Le temps est-il une unité dans la représentation viable d’une quête spirituelle ? Quand il est accompagné de constance, il semble que oui. Quoique Eat Pray Love paraisse plus long qu’il n’est, il ne manque clairement pas de souffle, n’usant pas de rebondissements en son cœur mais d’une matrice de faits et gestes si délicatement déposés dans l’histoire qu’ils forment des setups/paybacks remarquables et naturels.
Le film va au-delà des cœurs brisés, dans ce monde d’outre-rêve que n’effleureront jamais ni les résumés ni les bandes-annonces.

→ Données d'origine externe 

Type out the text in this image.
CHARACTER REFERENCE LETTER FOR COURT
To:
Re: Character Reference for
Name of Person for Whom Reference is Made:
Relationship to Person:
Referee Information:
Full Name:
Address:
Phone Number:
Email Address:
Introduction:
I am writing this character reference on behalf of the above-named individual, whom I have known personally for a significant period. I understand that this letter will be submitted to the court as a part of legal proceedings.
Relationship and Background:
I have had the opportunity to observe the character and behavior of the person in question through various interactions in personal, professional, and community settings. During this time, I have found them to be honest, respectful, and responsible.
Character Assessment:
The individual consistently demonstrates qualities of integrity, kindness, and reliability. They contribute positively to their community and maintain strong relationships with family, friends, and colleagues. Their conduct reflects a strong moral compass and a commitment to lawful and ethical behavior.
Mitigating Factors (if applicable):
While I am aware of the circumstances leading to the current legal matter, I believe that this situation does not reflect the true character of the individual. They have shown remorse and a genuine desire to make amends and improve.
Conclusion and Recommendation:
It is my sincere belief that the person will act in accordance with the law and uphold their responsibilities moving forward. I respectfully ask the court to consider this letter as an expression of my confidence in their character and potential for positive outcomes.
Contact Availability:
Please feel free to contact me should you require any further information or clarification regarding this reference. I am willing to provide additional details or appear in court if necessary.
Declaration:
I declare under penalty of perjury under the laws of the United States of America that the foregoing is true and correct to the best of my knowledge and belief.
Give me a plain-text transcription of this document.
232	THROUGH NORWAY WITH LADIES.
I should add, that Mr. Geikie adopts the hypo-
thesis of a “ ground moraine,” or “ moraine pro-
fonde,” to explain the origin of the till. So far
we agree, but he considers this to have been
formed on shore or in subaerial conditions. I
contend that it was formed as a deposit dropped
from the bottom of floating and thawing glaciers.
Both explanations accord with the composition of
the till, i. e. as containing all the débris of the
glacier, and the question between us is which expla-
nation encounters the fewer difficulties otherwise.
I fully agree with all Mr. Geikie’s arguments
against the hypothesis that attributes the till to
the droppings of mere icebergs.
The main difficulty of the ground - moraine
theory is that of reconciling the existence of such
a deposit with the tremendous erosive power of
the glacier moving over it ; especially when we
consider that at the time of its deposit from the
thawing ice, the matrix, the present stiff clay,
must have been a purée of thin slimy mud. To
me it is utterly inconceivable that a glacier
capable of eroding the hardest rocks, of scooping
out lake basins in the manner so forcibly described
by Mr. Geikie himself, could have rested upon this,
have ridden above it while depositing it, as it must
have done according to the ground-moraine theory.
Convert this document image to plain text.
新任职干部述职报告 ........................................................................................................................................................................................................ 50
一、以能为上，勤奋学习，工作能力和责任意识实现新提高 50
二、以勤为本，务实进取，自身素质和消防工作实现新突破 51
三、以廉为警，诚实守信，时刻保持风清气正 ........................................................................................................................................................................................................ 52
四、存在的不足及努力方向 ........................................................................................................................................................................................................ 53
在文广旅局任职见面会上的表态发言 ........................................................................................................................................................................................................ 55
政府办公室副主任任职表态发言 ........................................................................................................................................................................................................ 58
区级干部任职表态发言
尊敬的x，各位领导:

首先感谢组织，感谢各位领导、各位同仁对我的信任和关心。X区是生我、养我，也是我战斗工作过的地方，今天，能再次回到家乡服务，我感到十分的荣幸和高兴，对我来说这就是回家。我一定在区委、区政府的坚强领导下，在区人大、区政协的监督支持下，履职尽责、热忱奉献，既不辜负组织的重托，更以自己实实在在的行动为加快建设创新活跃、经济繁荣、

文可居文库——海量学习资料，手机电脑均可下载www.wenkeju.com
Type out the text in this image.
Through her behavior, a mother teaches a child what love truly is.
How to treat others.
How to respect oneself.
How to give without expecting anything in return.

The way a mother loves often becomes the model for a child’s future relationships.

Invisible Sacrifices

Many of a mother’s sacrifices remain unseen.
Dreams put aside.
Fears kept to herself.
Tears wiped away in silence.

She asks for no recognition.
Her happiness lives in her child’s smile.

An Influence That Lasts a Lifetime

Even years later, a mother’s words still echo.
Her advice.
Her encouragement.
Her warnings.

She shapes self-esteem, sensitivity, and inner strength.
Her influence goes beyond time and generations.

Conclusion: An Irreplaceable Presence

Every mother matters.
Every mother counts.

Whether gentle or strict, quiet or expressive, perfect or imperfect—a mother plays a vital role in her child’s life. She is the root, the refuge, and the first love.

Et en ça, Murphy se condamne à ce qu’on ne voie pas qu’il s’essaye à filmer tout : New York en Woody Allen, Rome en Ron Howard, l’Indonésie en Martin Campbell. Mais la création de Murphy dépasse le Beyond Borders que je viens d’insinuer (même si le titre colle à ce que j’en pense) en ce qu’il crée notre besoin d’être ailleurs, nous faisant attendre que Julia Roberts chasse ses rêves et un avion afin de déménager le décor.
Il est hérissé de piques d’humour drôles par leur inatendu plus que par leur nature, et se vante d’une BO aux goûts de Neil Young et Fleetwood Mac entourés de João Gilberto (dont on essaye de faire croire que Javier Bardem parle la langue) et de musique locale, autant de sons qui se perdent dans une utilisation variable et hésitante, de la sourdine à la répétition. Ces inconstances sont laides de près, mais puisque l’histoire trouve vite son rythme jusqu’à donner l’illusion de la longueur, il y a un effet de flou bien maîtrisé qui se dégage du tout, une masse d’où sont tirés des parallèles un peu trop symbolistes pour être honnêtes, mais aussi un Richard Jenkins fringant et une psychologie qui n’est pas survolée.
Oui, le film est superficiel en tout, mais d’une manière lisse qui rend sa surface plane – plane, planante. Ça l’éloigne du chef-d’œuvre mais ça rend la route agréable.